Marzo se vive como el verdadero inicio del año y más que nada en Argentina, porque termina el verano, vuelven las clases, la rutina, se ordenan los horarios, y aparece esa sensación de ‘ahora sí (it means ahora sí organizo mi vida, ahora sí retomo hábitos, ahora sí empiezo en serio!!)
El problema es que muchas veces ese impulso nace desde la motivación, y como ya sabemos, la motivación es inestable porque depende del ánimo, del descanso, del clima, de cómo estuvo el día. Es un recurso emocional, no una estructura sólida, y como cualquier cosa no sólida, hay muchas chances que se caiga.
Cuando el hábito depende exclusivamente de cómo te sentís, es muy probable que no se mantenga en el tiempo, y eso suele generar frustración “siempre empiezo y nunca lo sostengo”, “no tengo constancia”, “me falta disciplina”,» “la vida saludable no es para mi”. Y eso puede afectar tu autoestima y bajar las probabilidades de que quieras volver a intentarlo.
Por eso hay una gran verdad que tenes que escuchar: no es un problema tuyo ni de tu personalidad, es un problema de método.
Los hábitos no se sostienen porque querés mucho algo.

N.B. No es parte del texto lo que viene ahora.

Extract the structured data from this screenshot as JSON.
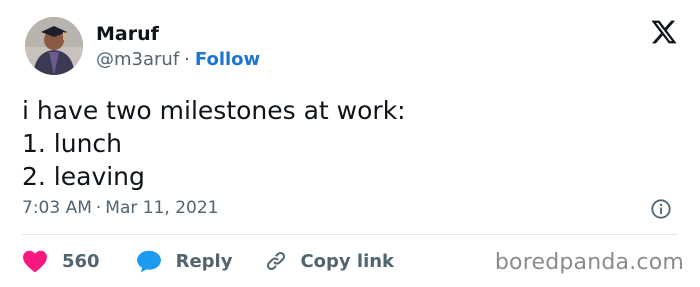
{
  "author": {
    "name": "Maruf",
    "handle": "@m3aruf",
    "separator": "·",
    "follow_label": "Follow"
  },
  "tweet": {
    "lines": [
      "i have two milestones at work:",
      "1. lunch",
      "2. leaving"
    ],
    "time": "7:03 AM",
    "date": "Mar 11, 2021",
    "separator": "·"
  },
  "actions": {
    "like_count": "560",
    "reply_label": "Reply",
    "copy_link_label": "Copy link"
  },
  "watermark": "boredpanda.com",
  "icons": {
    "platform": "x-logo-icon",
    "info": "info-icon",
    "like": "heart-icon",
    "reply": "speech-bubble-icon",
    "copy": "link-icon"
  },
  "colors": {
    "like": "#f91880",
    "reply": "#1d9bf0",
    "follow": "#1d75d1",
    "secondary_text": "#536471"
  }
}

Se sostienen porque están construidos sobre una estructura que los hace posibles incluso cuando no hay motivación.
Cómo se vive en la cotidianidad
Si todo lo anterior te resonó, te cuento la verdad sobre cómo construir hábitos. Porque en verdad no es algo mágico, ni algo solo para algunos, sino que podemos usar a nuestro favor las leyes de cómo funciona la conducta humana.

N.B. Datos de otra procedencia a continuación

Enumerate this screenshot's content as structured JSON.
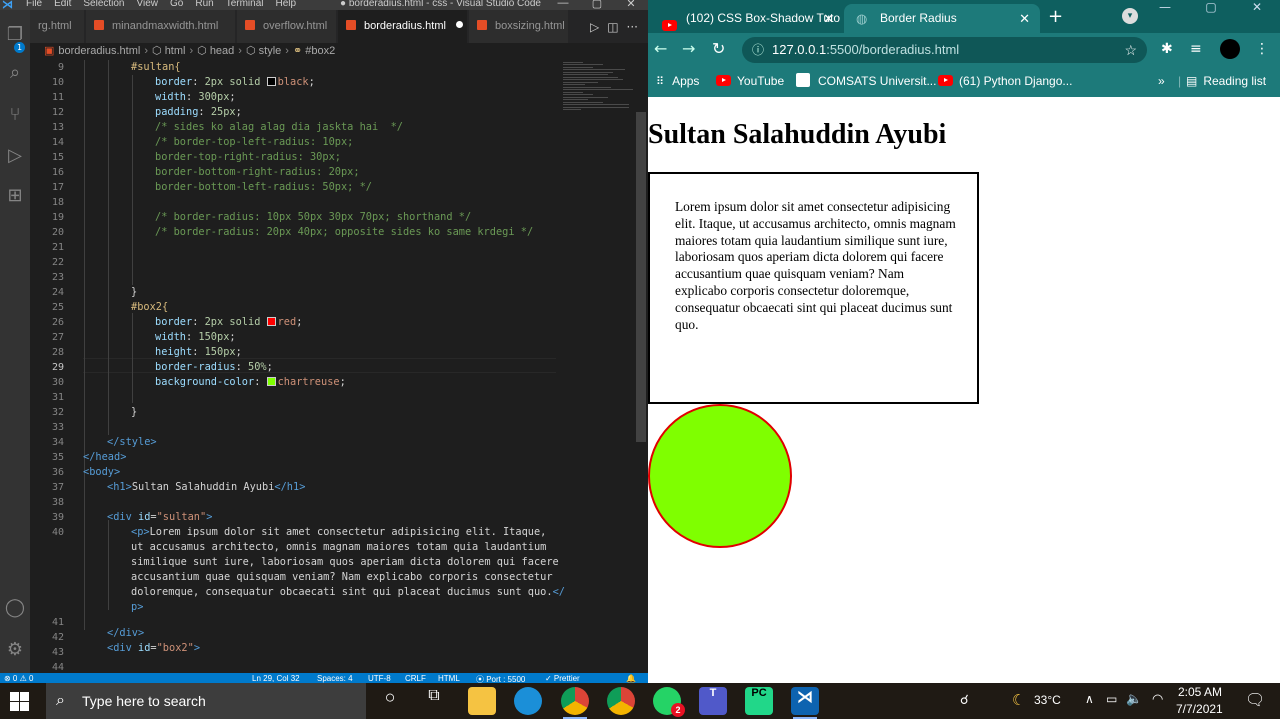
{
  "vscode": {
    "menu": [
      "File",
      "Edit",
      "Selection",
      "View",
      "Go",
      "Run",
      "Terminal",
      "Help"
    ],
    "window_title": "● borderadius.html - css - Visual Studio Code",
    "window_controls": [
      "—",
      "▢",
      "✕"
    ],
    "tabs": [
      {
        "label": "rg.html"
      },
      {
        "label": "minandmaxwidth.html"
      },
      {
        "label": "overflow.html"
      },
      {
        "label": "borderadius.html",
        "active": true
      },
      {
        "label": "boxsizing.html"
      }
    ],
    "tab_actions": [
      "▷",
      "◫",
      "···"
    ],
    "breadcrumb": [
      "borderadius.html",
      "html",
      "head",
      "style",
      "#box2"
    ],
    "activity_badge": "1",
    "line_numbers": [
      "9",
      "10",
      "11",
      "12",
      "13",
      "14",
      "15",
      "16",
      "17",
      "18",
      "19",
      "20",
      "21",
      "22",
      "23",
      "24",
      "25",
      "26",
      "27",
      "28",
      "29",
      "30",
      "31",
      "32",
      "33",
      "34",
      "35",
      "36",
      "37",
      "38",
      "39",
      "40",
      "",
      "",
      "",
      "",
      "",
      "41",
      "42",
      "43",
      "44"
    ],
    "current_line": "29",
    "code": {
      "l9": "#sultan{",
      "l10_prop": "border",
      "l10_val": "2px solid ",
      "l10_color": "black",
      "l11_prop": "width",
      "l11_val": "300px",
      "l12_prop": "padding",
      "l12_val": "25px",
      "l13": "/* sides ko alag alag dia jaskta hai  */",
      "l14": "/* border-top-left-radius: 10px;",
      "l15": "border-top-right-radius: 30px;",
      "l16": "border-bottom-right-radius: 20px;",
      "l17": "border-bottom-left-radius: 50px; */",
      "l19": "/* border-radius: 10px 50px 30px 70px; shorthand */",
      "l20": "/* border-radius: 20px 40px; opposite sides ko same krdegi */",
      "l24": "}",
      "l25": "#box2{",
      "l26_prop": "border",
      "l26_val": "2px solid ",
      "l26_color": "red",
      "l27_prop": "width",
      "l27_val": "150px",
      "l28_prop": "height",
      "l28_val": "150px",
      "l29_prop": "border-radius",
      "l29_val": "50%",
      "l30_prop": "background-color",
      "l30_color": "chartreuse",
      "l32": "}",
      "l34": "</style>",
      "l35": "</head>",
      "l36": "<body>",
      "l37_open": "<h1>",
      "l37_text": "Sultan Salahuddin Ayubi",
      "l37_close": "</h1>",
      "l39_tag": "<div ",
      "l39_attr": "id",
      "l39_val": "\"sultan\"",
      "l39_end": ">",
      "l40a": "Lorem ipsum dolor sit amet consectetur adipisicing elit. Itaque,",
      "l40b": "ut accusamus architecto, omnis magnam maiores totam quia laudantium",
      "l40c": "similique sunt iure, laboriosam quos aperiam dicta dolorem qui facere",
      "l40d": "accusantium quae quisquam veniam? Nam explicabo corporis consectetur",
      "l40e": "doloremque, consequatur obcaecati sint qui placeat ducimus sunt quo.",
      "l40f": "p>",
      "l42": "</div>",
      "l43_tag": "<div ",
      "l43_attr": "id",
      "l43_val": "\"box2\"",
      "l43_end": ">"
    },
    "status": {
      "problems": "⊗ 0 ⚠ 0",
      "position": "Ln 29, Col 32",
      "spaces": "Spaces: 4",
      "encoding": "UTF-8",
      "eol": "CRLF",
      "language": "HTML",
      "port": "⦿ Port : 5500",
      "prettier": "✓ Prettier"
    }
  },
  "chrome": {
    "tabs": [
      {
        "label": "(102) CSS Box-Shadow Tuto",
        "active": false
      },
      {
        "label": "Border Radius",
        "active": true
      }
    ],
    "new_tab": "+",
    "url_host": "127.0.0.1",
    "url_rest": ":5500/borderadius.html",
    "bookmarks": {
      "apps": "Apps",
      "youtube": "YouTube",
      "comsats": "COMSATS Universit...",
      "python": "(61) Python Django...",
      "more": "»",
      "reading_list": "Reading list"
    },
    "page": {
      "h1": "Sultan Salahuddin Ayubi",
      "paragraph": "Lorem ipsum dolor sit amet consectetur adipisicing elit. Itaque, ut accusamus architecto, omnis magnam maiores totam quia laudantium similique sunt iure, laboriosam quos aperiam dicta dolorem qui facere accusantium quae quisquam veniam? Nam explicabo corporis consectetur doloremque, consequatur obcaecati sint qui placeat ducimus sunt quo."
    },
    "colors": {
      "box2_bg": "#7fff00",
      "box2_border": "#e00000",
      "theme": "#1d7a7a"
    }
  },
  "taskbar": {
    "search_placeholder": "Type here to search",
    "weather": "33°C",
    "time": "2:05 AM",
    "date": "7/7/2021",
    "whatsapp_badge": "2"
  }
}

Desde la psicología conductual sabemos que todo hábito funciona como un pequeño circuito: señal, conducta y consecuencia.
- Señal: algo que dispara el comportamiento (una hora específica, un lugar, una acción previa).
- Conducta: lo que querés hacer.
- Consecuencia: lo que tu cerebro recibe después (sensación de logro, alivio, recompensa).
El problema es que muchas personas solo se concentran en la conducta: “voy a entrenar”, “voy a leer más”, “voy a comer mejor”. Pero sin definir todo lo otro: ni cuándo, ni dónde, ni en qué contexto. Eso hace que el abanico de opciones sea muy muy amplio y el cerebro no tenga claridad ni señales claras [lo que aumenta las chances de fracasar].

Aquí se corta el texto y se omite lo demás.